Tick sourit tristement, refermant ses ciseaux d'un geste.


"Les humains sont vraiment étranges. Certaines personnes refusent jusqu'au bout de trahir leurs amis, même sous la torture, et d'autres se mettent à parler avant même que je les ai coupés. Je pense que vous êtes de ceux qui ne parlent pas. C'est admirable ; je respecte vraiment ça."


L'instant suivant, les lames brillèrent à nouveau, tranchant la peau de l'homme. Il venait de couper parallèlement à l'incision précédente, les deux entailles séparées d'à peine une fraction de centimètre, rendant la blessure encore plus atrocement cruelle que la seconde d'avant.


"Gyaaaaaaaaaaaaaaaahh !"


La porte unique de la pièce s'ouvrit alors que les cris de l'homme s'élevaient d'un octave, et dans l'encadrement apparut un homme jeune au regard aussi acéré et pointu qu'une lame de couteau : Luck Gandor.


"Monsieur Tick... Pourquoi ne feriez vous pas une petite pause avant de continuer."


"Pas de problèmes, Monsieur Luck," répondit docilement Tick.


Les ciseaux se refermèrent dans un claquement, et il quitta la pièce. Luck le regarda sortir, puis s'avança jusqu'à l'homme haletant et prostré.

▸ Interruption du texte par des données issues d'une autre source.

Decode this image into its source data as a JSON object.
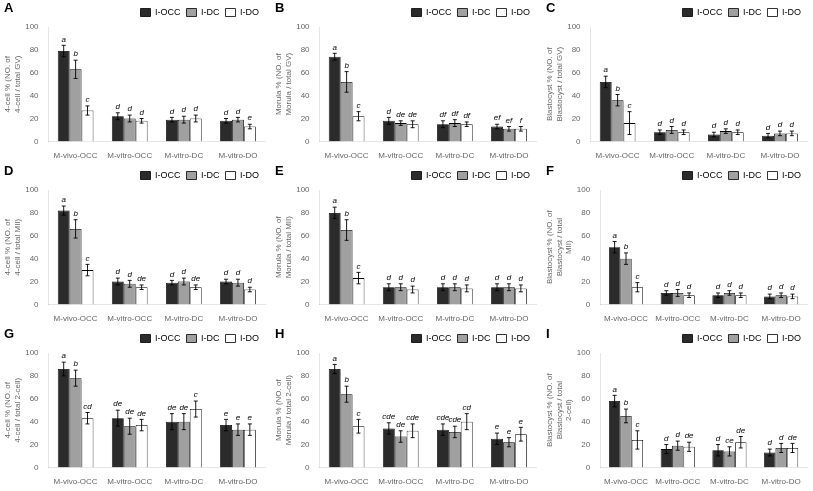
{
  "chart_data": [
    {
      "type": "bar",
      "title": "A",
      "ylabel": "4-cell % (NO. of 4-cell / total GV)",
      "categories": [
        "M-vivo-OCC",
        "M-vitro-OCC",
        "M-vitro-DC",
        "M-vitro-DO"
      ],
      "series": [
        {
          "name": "I-OCC",
          "color": "#2b2b2b",
          "values": [
            79,
            22,
            19,
            18
          ],
          "errors": [
            5,
            3,
            2,
            2
          ],
          "letters": [
            "a",
            "d",
            "d",
            "d"
          ]
        },
        {
          "name": "I-DC",
          "color": "#a0a0a0",
          "values": [
            63,
            20,
            19,
            19
          ],
          "errors": [
            8,
            3,
            3,
            2
          ],
          "letters": [
            "b",
            "d",
            "d",
            "d"
          ]
        },
        {
          "name": "I-DO",
          "color": "#ffffff",
          "values": [
            27,
            18,
            20,
            13
          ],
          "errors": [
            4,
            2,
            3,
            2
          ],
          "letters": [
            "c",
            "d",
            "d",
            "e"
          ]
        }
      ],
      "ylim": [
        0,
        100
      ],
      "yticks": [
        0,
        20,
        40,
        60,
        80,
        100
      ],
      "grid": false,
      "legend": "upper right"
    },
    {
      "type": "bar",
      "title": "B",
      "ylabel": "Morula % (NO. of Morula / total GV)",
      "categories": [
        "M-vivo-OCC",
        "M-vitro-OCC",
        "M-vitro-DC",
        "M-vitro-DO"
      ],
      "series": [
        {
          "name": "I-OCC",
          "color": "#2b2b2b",
          "values": [
            74,
            18,
            15,
            13
          ],
          "errors": [
            3,
            3,
            3,
            2
          ],
          "letters": [
            "a",
            "d",
            "df",
            "ef"
          ]
        },
        {
          "name": "I-DC",
          "color": "#a0a0a0",
          "values": [
            52,
            16,
            16,
            11
          ],
          "errors": [
            9,
            2,
            3,
            2
          ],
          "letters": [
            "b",
            "de",
            "df",
            "ef"
          ]
        },
        {
          "name": "I-DO",
          "color": "#ffffff",
          "values": [
            22,
            15,
            15,
            11
          ],
          "errors": [
            4,
            3,
            2,
            2
          ],
          "letters": [
            "c",
            "de",
            "df",
            "f"
          ]
        }
      ],
      "ylim": [
        0,
        100
      ],
      "yticks": [
        0,
        20,
        40,
        60,
        80,
        100
      ],
      "grid": false,
      "legend": "upper right"
    },
    {
      "type": "bar",
      "title": "C",
      "ylabel": "Blastocyst % (NO. of Blastocyst / total GV)",
      "categories": [
        "M-vivo-OCC",
        "M-vitro-OCC",
        "M-vitro-DC",
        "M-vitro-DO"
      ],
      "series": [
        {
          "name": "I-OCC",
          "color": "#2b2b2b",
          "values": [
            52,
            8,
            6,
            5
          ],
          "errors": [
            5,
            2,
            2,
            2
          ],
          "letters": [
            "a",
            "d",
            "d",
            "d"
          ]
        },
        {
          "name": "I-DC",
          "color": "#a0a0a0",
          "values": [
            36,
            10,
            9,
            7
          ],
          "errors": [
            5,
            3,
            2,
            2
          ],
          "letters": [
            "b",
            "d",
            "d",
            "d"
          ]
        },
        {
          "name": "I-DO",
          "color": "#ffffff",
          "values": [
            16,
            8,
            8,
            7
          ],
          "errors": [
            10,
            2,
            2,
            2
          ],
          "letters": [
            "c",
            "d",
            "d",
            "d"
          ]
        }
      ],
      "ylim": [
        0,
        100
      ],
      "yticks": [
        0,
        20,
        40,
        60,
        80,
        100
      ],
      "grid": false,
      "legend": "upper right"
    },
    {
      "type": "bar",
      "title": "D",
      "ylabel": "4-cell % (NO. of 4-cell / total MII)",
      "categories": [
        "M-vivo-OCC",
        "M-vitro-OCC",
        "M-vitro-DC",
        "M-vitro-DO"
      ],
      "series": [
        {
          "name": "I-OCC",
          "color": "#2b2b2b",
          "values": [
            82,
            20,
            19,
            20
          ],
          "errors": [
            4,
            3,
            2,
            2
          ],
          "letters": [
            "a",
            "d",
            "d",
            "d"
          ]
        },
        {
          "name": "I-DC",
          "color": "#a0a0a0",
          "values": [
            66,
            18,
            20,
            19
          ],
          "errors": [
            8,
            3,
            3,
            3
          ],
          "letters": [
            "b",
            "d",
            "d",
            "d"
          ]
        },
        {
          "name": "I-DO",
          "color": "#ffffff",
          "values": [
            30,
            15,
            15,
            13
          ],
          "errors": [
            5,
            2,
            2,
            2
          ],
          "letters": [
            "c",
            "de",
            "de",
            "d"
          ]
        }
      ],
      "ylim": [
        0,
        100
      ],
      "yticks": [
        0,
        20,
        40,
        60,
        80,
        100
      ],
      "grid": false,
      "legend": "upper right"
    },
    {
      "type": "bar",
      "title": "E",
      "ylabel": "Morula % (NO. of Morula / total MII)",
      "categories": [
        "M-vivo-OCC",
        "M-vitro-OCC",
        "M-vitro-DC",
        "M-vitro-DO"
      ],
      "series": [
        {
          "name": "I-OCC",
          "color": "#2b2b2b",
          "values": [
            80,
            15,
            15,
            15
          ],
          "errors": [
            5,
            3,
            3,
            3
          ],
          "letters": [
            "a",
            "d",
            "d",
            "d"
          ]
        },
        {
          "name": "I-DC",
          "color": "#a0a0a0",
          "values": [
            65,
            15,
            15,
            15
          ],
          "errors": [
            9,
            3,
            3,
            3
          ],
          "letters": [
            "b",
            "d",
            "d",
            "d"
          ]
        },
        {
          "name": "I-DO",
          "color": "#ffffff",
          "values": [
            23,
            13,
            14,
            14
          ],
          "errors": [
            5,
            3,
            3,
            3
          ],
          "letters": [
            "c",
            "d",
            "d",
            "d"
          ]
        }
      ],
      "ylim": [
        0,
        100
      ],
      "yticks": [
        0,
        20,
        40,
        60,
        80,
        100
      ],
      "grid": false,
      "legend": "upper right"
    },
    {
      "type": "bar",
      "title": "F",
      "ylabel": "Blastocyst % (NO. of Blastocyst / total MII)",
      "categories": [
        "M-vivo-OCC",
        "M-vitro-OCC",
        "M-vitro-DC",
        "M-vitro-DO"
      ],
      "series": [
        {
          "name": "I-OCC",
          "color": "#2b2b2b",
          "values": [
            50,
            10,
            8,
            7
          ],
          "errors": [
            5,
            2,
            2,
            2
          ],
          "letters": [
            "a",
            "d",
            "d",
            "d"
          ]
        },
        {
          "name": "I-DC",
          "color": "#a0a0a0",
          "values": [
            40,
            10,
            10,
            8
          ],
          "errors": [
            5,
            3,
            2,
            2
          ],
          "letters": [
            "b",
            "d",
            "d",
            "d"
          ]
        },
        {
          "name": "I-DO",
          "color": "#ffffff",
          "values": [
            15,
            8,
            8,
            7
          ],
          "errors": [
            4,
            2,
            2,
            2
          ],
          "letters": [
            "c",
            "d",
            "d",
            "d"
          ]
        }
      ],
      "ylim": [
        0,
        100
      ],
      "yticks": [
        0,
        20,
        40,
        60,
        80,
        100
      ],
      "grid": false,
      "legend": "upper right"
    },
    {
      "type": "bar",
      "title": "G",
      "ylabel": "4-cell % (NO. of 4-cell / total 2-cell)",
      "categories": [
        "M-vivo-OCC",
        "M-vitro-OCC",
        "M-vitro-DC",
        "M-vitro-DO"
      ],
      "series": [
        {
          "name": "I-OCC",
          "color": "#2b2b2b",
          "values": [
            86,
            43,
            40,
            37
          ],
          "errors": [
            6,
            7,
            7,
            5
          ],
          "letters": [
            "a",
            "de",
            "de",
            "e"
          ]
        },
        {
          "name": "I-DC",
          "color": "#a0a0a0",
          "values": [
            78,
            36,
            40,
            33
          ],
          "errors": [
            7,
            7,
            7,
            5
          ],
          "letters": [
            "b",
            "de",
            "de",
            "e"
          ]
        },
        {
          "name": "I-DO",
          "color": "#ffffff",
          "values": [
            43,
            37,
            51,
            33
          ],
          "errors": [
            5,
            5,
            7,
            5
          ],
          "letters": [
            "cd",
            "de",
            "c",
            "e"
          ]
        }
      ],
      "ylim": [
        0,
        100
      ],
      "yticks": [
        0,
        20,
        40,
        60,
        80,
        100
      ],
      "grid": false,
      "legend": "upper right"
    },
    {
      "type": "bar",
      "title": "H",
      "ylabel": "Morula % (NO. of Morula / total 2-cell)",
      "categories": [
        "M-vivo-OCC",
        "M-vitro-OCC",
        "M-vitro-DC",
        "M-vitro-DO"
      ],
      "series": [
        {
          "name": "I-OCC",
          "color": "#2b2b2b",
          "values": [
            86,
            34,
            33,
            25
          ],
          "errors": [
            4,
            5,
            5,
            5
          ],
          "letters": [
            "a",
            "cde",
            "cde",
            "e"
          ]
        },
        {
          "name": "I-DC",
          "color": "#a0a0a0",
          "values": [
            64,
            27,
            31,
            22
          ],
          "errors": [
            7,
            5,
            5,
            4
          ],
          "letters": [
            "b",
            "de",
            "cde",
            "e"
          ]
        },
        {
          "name": "I-DO",
          "color": "#ffffff",
          "values": [
            36,
            32,
            40,
            29
          ],
          "errors": [
            6,
            6,
            7,
            6
          ],
          "letters": [
            "c",
            "cde",
            "cd",
            "e"
          ]
        }
      ],
      "ylim": [
        0,
        100
      ],
      "yticks": [
        0,
        20,
        40,
        60,
        80,
        100
      ],
      "grid": false,
      "legend": "upper right"
    },
    {
      "type": "bar",
      "title": "I",
      "ylabel": "Blastocyst % (NO. of Blastocyst / total 2-cell)",
      "categories": [
        "M-vivo-OCC",
        "M-vitro-OCC",
        "M-vitro-DC",
        "M-vitro-DO"
      ],
      "series": [
        {
          "name": "I-OCC",
          "color": "#2b2b2b",
          "values": [
            58,
            16,
            15,
            13
          ],
          "errors": [
            5,
            4,
            5,
            3
          ],
          "letters": [
            "a",
            "d",
            "d",
            "d"
          ]
        },
        {
          "name": "I-DC",
          "color": "#a0a0a0",
          "values": [
            45,
            19,
            14,
            17
          ],
          "errors": [
            6,
            4,
            4,
            4
          ],
          "letters": [
            "b",
            "d",
            "ce",
            "d"
          ]
        },
        {
          "name": "I-DO",
          "color": "#ffffff",
          "values": [
            24,
            18,
            22,
            17
          ],
          "errors": [
            8,
            4,
            5,
            4
          ],
          "letters": [
            "c",
            "de",
            "de",
            "de"
          ]
        }
      ],
      "ylim": [
        0,
        100
      ],
      "yticks": [
        0,
        20,
        40,
        60,
        80,
        100
      ],
      "grid": false,
      "legend": "upper right"
    }
  ]
}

"...Enfin, petite... Tout va dépendre de ce que vous avez à me raconter," commenta Luck sur le ton de la conversation. L'homme inspirait violemment d'une respiration sifflante, dépourvu même de la force de crier, mais en entendant Luck il leva les yeux et se força à parler, ses dents tremblant de façon incontrôlable.


"Pi-pi-pitié, a-arrêtez ça. Je vais, je vais parler ! Je vous d-dirai t-tout ! Mais ne laissez plus ce taré s'approchaaaaaaaaaaaaaahh !"

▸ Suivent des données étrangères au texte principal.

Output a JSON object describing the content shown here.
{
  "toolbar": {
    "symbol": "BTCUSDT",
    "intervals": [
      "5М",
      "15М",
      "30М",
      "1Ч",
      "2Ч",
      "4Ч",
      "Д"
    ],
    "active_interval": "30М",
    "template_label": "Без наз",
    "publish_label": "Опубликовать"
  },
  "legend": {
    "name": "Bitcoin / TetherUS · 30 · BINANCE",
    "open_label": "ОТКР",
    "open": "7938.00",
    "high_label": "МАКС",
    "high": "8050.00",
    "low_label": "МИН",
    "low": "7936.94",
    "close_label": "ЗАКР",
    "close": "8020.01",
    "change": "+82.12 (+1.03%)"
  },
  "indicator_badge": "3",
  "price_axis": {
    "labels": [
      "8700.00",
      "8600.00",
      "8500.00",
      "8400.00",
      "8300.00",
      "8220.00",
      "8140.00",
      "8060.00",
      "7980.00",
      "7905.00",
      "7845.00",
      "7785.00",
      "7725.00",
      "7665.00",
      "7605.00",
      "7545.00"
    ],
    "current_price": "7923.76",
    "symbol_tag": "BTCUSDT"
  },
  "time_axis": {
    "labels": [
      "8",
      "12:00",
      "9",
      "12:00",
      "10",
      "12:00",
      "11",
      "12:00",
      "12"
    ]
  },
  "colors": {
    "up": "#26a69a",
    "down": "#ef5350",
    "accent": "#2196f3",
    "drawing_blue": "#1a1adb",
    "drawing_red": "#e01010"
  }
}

La douleur transforma ses mots en hurlement, mais Luck n'avait pas besoin de l'entendre pour deviner sa réponse. Il soupira et étira son cou un moment, attendant que l'homme retrouve son calme... Mais celui-ci émit un nouveau cri terrifié.


"Oh mon Dieu nooooooooon !"


"...?"


Suivant le regard de l'homme, Luck vit que Tick était revenu, passant la tête par la porte entrouverte.


"Oh ? Y a-t-il un souci, Monsieur Tick ?"


"Umm... Si vous ne l'amenez pas très vite à un médecin, je pense qu'il va mourir."


Le sourire du jeune homme s'effaça juste une seconde, son regard inquiet dirigé vers le captif en piteux état.


"Oui, oui. Je m'en occupe. Vous pouvez monter manger quelques biscuits."


"Super ! Merci, Monsieur Luck," répondit Tick, son sourire revenu alors qu'il se retournait et remontait l'escalier derrière lui tout en fredonnant, tenant toujours les ciseaux distraitement dans sa main. Luck attendit pour être sûr que Tick soit parti, puis se tourna avec un sourire vers l'homme couvert de sang.


"Monsieur Tick est quelqu'un de gentil, n'est-ce pas," dit Luck, avant d'envoyer un coup de pied brutal dans les côtes du type par terre. L'homme convulsa pathétiquement sans émettre un son, l'air dont il aurait eu besoin pour crier soudainement expulsé de ses poumons.


"Mais ce n'est pas mon cas. J'espère que vous en avez conscience."



Tick était quelqu'un de gentil. Une personne suprêmement innocente, qui n'avait aucune raison de participer aux affaires de la mafia. Mais il disposait d'un talent. Il était très, très doué pour torturer et faire souffrir les gens.


Peut-être que ce talent découlait de son innocence, ou, comme certains l'affirmaient, de ses maudits ciseaux. Il n'avait fallu qu'un an pour que son nom devienne tristement célèbre, Tick l'expert en torture de la Famille Gandor.


tchic tchac, tchic tchac


Chaque fois que les ciseaux du garçon chantaient, ils étaient accompagnés par un chorus de hurlements. Et pourtant, il souriait. Innocemment, il souriait.


tchic tchac, tchic tchac


Les ciseaux dansaient dans les mains du garçon.

Follement, ils dansaient.

Les ciseaux s'agitaient, pris dans une danse insensée.